Shear wave transmissivity and wave-induced vorticity diffusion through conversion scattering to slow-shear diffusion wave

Abstract

In the poroelasticity theory of de la Cruz and Spanos, fluid shearing within the viscous boundary layer, i.e. fluid vorticity, manifests as an independent process, namely the diffusive slow shear wave. Quantifying its impact on elastic wave propagation remains a research challenge. We analyse the transmissivity of a horizontally polarized shear wave travelling across a stack of porous fluid-saturated layers. The fluid shearing developed at each contact is captured, in a macroscopic sense, through conversion scattering into this diffusive slow shear wave. Generalizing the reflectivity method for elastic waves to the poroelastic case, we develop semi-analytical results for an arbitrary number of layers.
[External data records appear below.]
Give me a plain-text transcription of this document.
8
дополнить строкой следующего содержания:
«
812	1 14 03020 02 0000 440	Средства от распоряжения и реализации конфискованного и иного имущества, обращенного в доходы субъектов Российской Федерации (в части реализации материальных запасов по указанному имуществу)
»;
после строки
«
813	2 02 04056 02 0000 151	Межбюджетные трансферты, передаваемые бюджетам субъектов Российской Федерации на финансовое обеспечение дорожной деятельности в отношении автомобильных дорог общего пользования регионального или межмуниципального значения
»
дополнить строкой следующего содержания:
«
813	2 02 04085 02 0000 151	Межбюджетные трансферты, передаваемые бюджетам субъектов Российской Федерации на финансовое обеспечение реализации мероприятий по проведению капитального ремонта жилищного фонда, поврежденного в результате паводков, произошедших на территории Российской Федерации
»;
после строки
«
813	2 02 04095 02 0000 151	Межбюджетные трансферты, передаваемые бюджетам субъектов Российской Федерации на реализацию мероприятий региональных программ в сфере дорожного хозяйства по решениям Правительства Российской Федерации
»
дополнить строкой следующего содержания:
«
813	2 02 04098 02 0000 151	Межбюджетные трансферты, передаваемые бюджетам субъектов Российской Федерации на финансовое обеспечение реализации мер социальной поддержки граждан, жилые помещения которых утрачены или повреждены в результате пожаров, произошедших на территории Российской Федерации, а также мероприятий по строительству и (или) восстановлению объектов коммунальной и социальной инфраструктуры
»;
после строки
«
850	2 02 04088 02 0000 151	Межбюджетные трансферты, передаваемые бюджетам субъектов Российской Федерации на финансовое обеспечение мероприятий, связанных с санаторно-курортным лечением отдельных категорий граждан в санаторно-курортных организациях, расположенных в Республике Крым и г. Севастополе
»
We find that the conversion scattering into this diffusion wave reduces the shear wave amplitude, and this reduction accumulates with the number of layers. In the limit when the layer thickness corresponds to the pore diameter, the resulting wave quality factor is close to the predictions of previously reported attempts to capture the fluid vorticity. However, our approach is distinctively different since it is purely based on a wave-theoretic analysis of interacting waves, acknowledging vorticity diffusion as an independent process, thereby avoiding the problems arising when incorporating a pore-scale phenomenon in a macroscopic wave propagation theory.